— Хозяйка предлагает внести другой стол, небольшой, — докладывал лакей, — я осмотрел, у них чисто…
— Хорошо, хорошо.
В избе хозяин не слезал с печи; извозчик и провожатые ели из дымящейся чашки; хозяйка угощала их и хвалилась Кате, как разогрелись привезенные хлебы и закуски.
— Жареное-то и застыть не успело; у попа из печки его взяли, — смеялись провожатые. — Затейница барышня! Только сбирался батька заговеться…
— А вы вместо него заговеетесь, — весело отвечала Катя. — Хозяюшка, и окорок тоже вам, угощай гостей.
— Вот покорно благодарим. Одно, что заговенье без выпивки.
— Это уж не прогневайтесь, у нас не водится, — сказала хозяйка.
— На месте будет, как доедем, — прибавила Катя.
— Живо доедем!

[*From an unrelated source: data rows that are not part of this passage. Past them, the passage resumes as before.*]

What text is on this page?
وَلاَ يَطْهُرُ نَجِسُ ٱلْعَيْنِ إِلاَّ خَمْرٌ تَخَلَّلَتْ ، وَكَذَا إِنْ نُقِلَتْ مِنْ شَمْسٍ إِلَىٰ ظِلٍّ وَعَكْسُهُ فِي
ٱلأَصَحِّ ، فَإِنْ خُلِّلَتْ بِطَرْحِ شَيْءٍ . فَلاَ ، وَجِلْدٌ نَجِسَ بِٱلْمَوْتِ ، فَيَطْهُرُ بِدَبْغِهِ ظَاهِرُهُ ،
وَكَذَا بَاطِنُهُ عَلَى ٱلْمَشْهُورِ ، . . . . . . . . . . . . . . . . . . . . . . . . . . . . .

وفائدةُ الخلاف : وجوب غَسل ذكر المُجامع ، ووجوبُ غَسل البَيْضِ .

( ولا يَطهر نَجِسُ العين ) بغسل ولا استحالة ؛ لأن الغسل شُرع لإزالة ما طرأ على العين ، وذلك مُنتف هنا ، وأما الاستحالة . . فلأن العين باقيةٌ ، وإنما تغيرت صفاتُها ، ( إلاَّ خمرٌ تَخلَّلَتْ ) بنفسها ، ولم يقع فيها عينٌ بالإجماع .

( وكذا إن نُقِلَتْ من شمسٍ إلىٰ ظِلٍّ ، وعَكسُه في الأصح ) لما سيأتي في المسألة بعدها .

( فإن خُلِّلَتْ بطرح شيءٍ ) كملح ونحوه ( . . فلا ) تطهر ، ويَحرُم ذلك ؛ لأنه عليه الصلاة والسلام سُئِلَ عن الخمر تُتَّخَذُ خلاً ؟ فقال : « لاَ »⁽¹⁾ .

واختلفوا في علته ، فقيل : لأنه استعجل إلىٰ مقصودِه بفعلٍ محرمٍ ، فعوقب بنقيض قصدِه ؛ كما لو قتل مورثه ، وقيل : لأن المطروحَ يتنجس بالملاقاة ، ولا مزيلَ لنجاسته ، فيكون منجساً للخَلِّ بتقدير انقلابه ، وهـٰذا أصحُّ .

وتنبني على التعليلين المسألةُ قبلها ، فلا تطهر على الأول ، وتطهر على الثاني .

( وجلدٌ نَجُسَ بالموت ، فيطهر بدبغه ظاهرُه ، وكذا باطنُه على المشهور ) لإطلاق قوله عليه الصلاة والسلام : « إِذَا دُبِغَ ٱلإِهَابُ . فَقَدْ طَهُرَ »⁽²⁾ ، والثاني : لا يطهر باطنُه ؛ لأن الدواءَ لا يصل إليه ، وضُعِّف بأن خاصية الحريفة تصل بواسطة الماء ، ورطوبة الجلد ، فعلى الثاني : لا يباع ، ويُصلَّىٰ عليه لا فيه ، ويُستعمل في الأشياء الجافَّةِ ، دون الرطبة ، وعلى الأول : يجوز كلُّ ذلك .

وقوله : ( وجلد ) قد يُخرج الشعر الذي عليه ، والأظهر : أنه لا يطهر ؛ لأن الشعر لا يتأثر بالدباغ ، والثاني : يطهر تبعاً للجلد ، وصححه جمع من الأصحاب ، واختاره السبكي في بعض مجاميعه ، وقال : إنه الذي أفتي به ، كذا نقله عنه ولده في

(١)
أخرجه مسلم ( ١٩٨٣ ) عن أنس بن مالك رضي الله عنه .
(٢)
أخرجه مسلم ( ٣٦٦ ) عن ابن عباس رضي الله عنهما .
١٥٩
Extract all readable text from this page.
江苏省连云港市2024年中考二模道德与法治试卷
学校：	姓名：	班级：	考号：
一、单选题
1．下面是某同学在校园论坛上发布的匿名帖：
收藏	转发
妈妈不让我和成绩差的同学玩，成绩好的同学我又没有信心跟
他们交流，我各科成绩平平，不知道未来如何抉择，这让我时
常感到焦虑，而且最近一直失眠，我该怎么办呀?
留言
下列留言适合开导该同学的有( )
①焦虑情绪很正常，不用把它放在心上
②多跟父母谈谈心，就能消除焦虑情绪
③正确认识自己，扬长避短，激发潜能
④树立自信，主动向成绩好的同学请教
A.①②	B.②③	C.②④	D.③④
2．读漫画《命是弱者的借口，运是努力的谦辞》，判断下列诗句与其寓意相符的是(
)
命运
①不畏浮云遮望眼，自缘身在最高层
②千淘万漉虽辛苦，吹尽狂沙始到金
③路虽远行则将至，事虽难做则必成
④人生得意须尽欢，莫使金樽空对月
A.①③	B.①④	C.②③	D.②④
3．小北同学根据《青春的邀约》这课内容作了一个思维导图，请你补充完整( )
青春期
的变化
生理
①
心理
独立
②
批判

С фонарями.
— Вот что у них хорошо, — сказал с печки дьячок, — чай они заварили. Дух какой! Московский, надо быть?
— Нет, дедушка, лучше: с Ирбита, с ярмарки, — отвечала Катя, останавливая лакея, который желал нести в "гостиную" сервированный стол, как это делается на сцене. — Вот откушай.

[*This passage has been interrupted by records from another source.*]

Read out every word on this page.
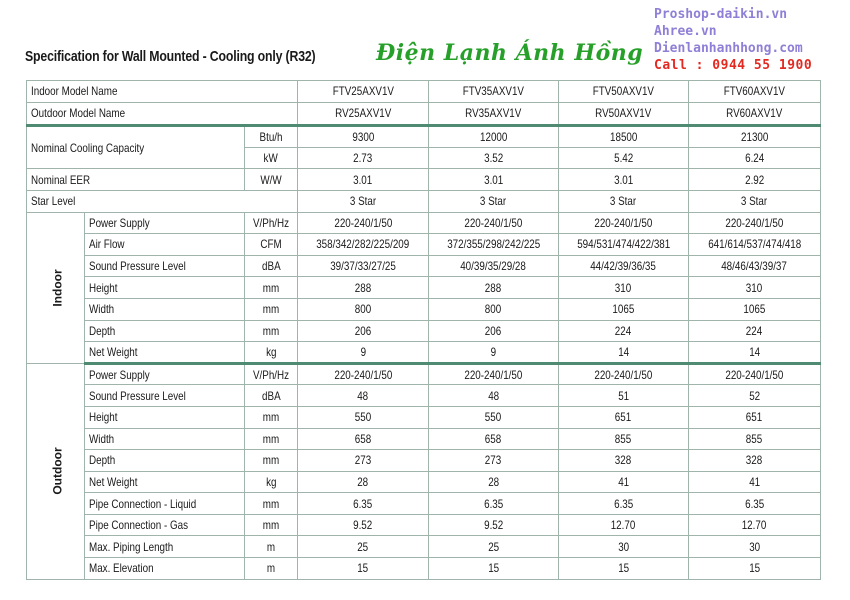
Specification for Wall Mounted - Cooling only (R32)	Điện Lạnh Ánh Hồng
Proshop-daikin.vn
Ahree.vn
Dienlanhanhhong.com
Call : 0944 55 1900
Indoor Model Name			FTV25AXV1V	FTV35AXV1V	FTV50AXV1V	FTV60AXV1V
Outdoor Model Name			RV25AXV1V	RV35AXV1V	RV50AXV1V	RV60AXV1V
Nominal Cooling Capacity		Btu/h	9300	12000	18500	21300
		kW	2.73	3.52	5.42	6.24
Nominal EER		W/W	3.01	3.01	3.01	2.92
Star Level			3 Star	3 Star	3 Star	3 Star
Indoor	Power Supply	V/Ph/Hz	220-240/1/50	220-240/1/50	220-240/1/50	220-240/1/50
	Air Flow	CFM	358/342/282/225/209	372/355/298/242/225	594/531/474/422/381	641/614/537/474/418
	Sound Pressure Level	dBA	39/37/33/27/25	40/39/35/29/28	44/42/39/36/35	48/46/43/39/37
	Height	mm	288	288	310	310
	Width	mm	800	800	1065	1065
	Depth	mm	206	206	224	224
	Net Weight	kg	9	9	14	14
Outdoor	Power Supply	V/Ph/Hz	220-240/1/50	220-240/1/50	220-240/1/50	220-240/1/50
	Sound Pressure Level	dBA	48	48	51	52
	Height	mm	550	550	651	651
	Width	mm	658	658	855	855
	Depth	mm	273	273	328	328
	Net Weight	kg	28	28	41	41
	Pipe Connection - Liquid	mm	6.35	6.35	6.35	6.35
	Pipe Connection - Gas	mm	9.52	9.52	12.70	12.70
	Max. Piping Length	m	25	25	30	30
	Max. Elevation	m	15	15	15	15
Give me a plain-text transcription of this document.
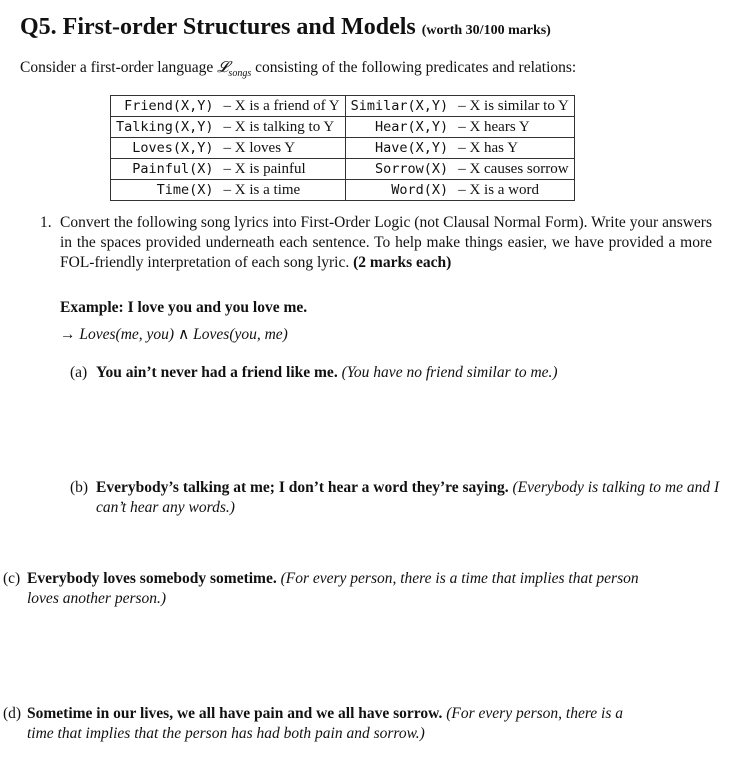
Q5. First-order Structures and Models (worth 30/100 marks)
Consider a first-order language 𝓛$_{songs}$ consisting of the following predicates and relations:
Friend(X,Y)	– X is a friend of Y	Similar(X,Y)	– X is similar to Y
Talking(X,Y)	– X is talking to Y	Hear(X,Y)	– X hears Y
Loves(X,Y)	– X loves Y	Have(X,Y)	– X has Y
Painful(X)	– X is painful	Sorrow(X)	– X causes sorrow
Time(X)	– X is a time	Word(X)	– X is a word
1. Convert the following song lyrics into First-Order Logic (not Clausal Normal Form). Write your answers in the spaces provided underneath each sentence. To help make things easier, we have provided a more FOL-friendly interpretation of each song lyric. (2 marks each)
Example: I love you and you love me.
→ Loves(me, you) ∧ Loves(you, me)
(a) You ain’t never had a friend like me. (You have no friend similar to me.)
(b) Everybody’s talking at me; I don’t hear a word they’re saying. (Everybody is talking to me and I can’t hear any words.)
(c) Everybody loves somebody sometime. (For every person, there is a time that implies that person loves another person.)
(d) Sometime in our lives, we all have pain and we all have sorrow. (For every person, there is a time that implies that the person has had both pain and sorrow.)
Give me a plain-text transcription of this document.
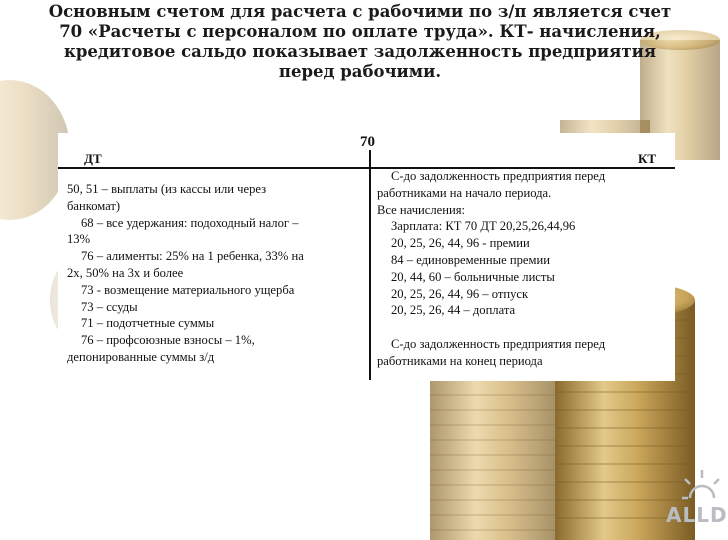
Основным счетом для расчета с рабочими по з/п является счет
70 «Расчеты с персоналом по оплате труда». КТ- начисления,
кредитовое сальдо показывает задолженность предприятия
перед рабочими.
70
ДТ	КТ
50, 51 – выплаты (из кассы или через
банкомат)
68 – все удержания: подоходный налог –
13%
76 – алименты: 25% на 1 ребенка, 33% на
2х, 50% на 3х и более
73 - возмещение материального ущерба
73 – ссуды
71 – подотчетные суммы
76 – профсоюзные взносы – 1%,
депонированные суммы з/д
С-до задолженность предприятия перед
работниками на начало периода.
Все начисления:
Зарплата: КТ 70 ДТ 20,25,26,44,96
20, 25, 26, 44, 96 - премии
84 – единовременные премии
20, 44, 60 – больничные листы
20, 25, 26, 44, 96 – отпуск
20, 25, 26, 44 – доплата
С-до задолженность предприятия перед
работниками на конец периода
ALLD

Она налила стакан и, держа его, вспрыгнула по выступам печи.
— Ишь ты, котенок! — вскричал старик, с радостью схватывая подстаканник. — Спасибо, милая!
— На здоровье. И еще налью. А кружечка тебе от меня на память.
— Что ты, что ты…
— Непременно;
— Это она, как покойница Николая Михайловича матушка, — сказала хозяйка, — все, бывало, отдает: "Все здесь ваше; даст бог уедем, все вам после нас останется". Так и говорила: "Даст бог". Все одно в уме держала — уедет, да вот не уехала.
— А хотелось ей отсюда?
— Как не хотеть. Хоть, и небогатая, а все непривычна. Хлебы замесить, постряпать, пол подмыть… Это она от Николая Михайловича потихоньку, когда он куда уйдет: не допускал; меня попросит, а то сам, — дрова, воду, — что только может. И тоже опять: пища. Какая у нас пища? Бывало, бедненькая, посидит-посидит, да так и встанет. Видно, что голодна, только не доказывает. Разве когда Николай Михайлович зайца или птицу какую поймает… в силок; ружье — сохрани господи, нельзя. Так тогда она и покушает. Жалость смотреть… Раз он ей из города два яблочка принес; она увидала, заплакала — сколько лет в руках не было! Это он тем годом три месяца в городе прожил, у исправника, сына его учил. Можно было, потому — исправник, и все будто под секретом; у другого кого и вовсе бы нельзя. Умный он: очень ученый человек, Николай Михайлович. Если бы ему почаще так… Двадцать рублей заработал. Но уж нынешнее лето — где! Без того был плох, а уж после матушки своей… Любил ее очень… А пуще всего по нем она изводилась; хорош, умница — пропадает! Все скрывает, все: "Его святая воля", — а то и посмеется, а видно было — точит ее.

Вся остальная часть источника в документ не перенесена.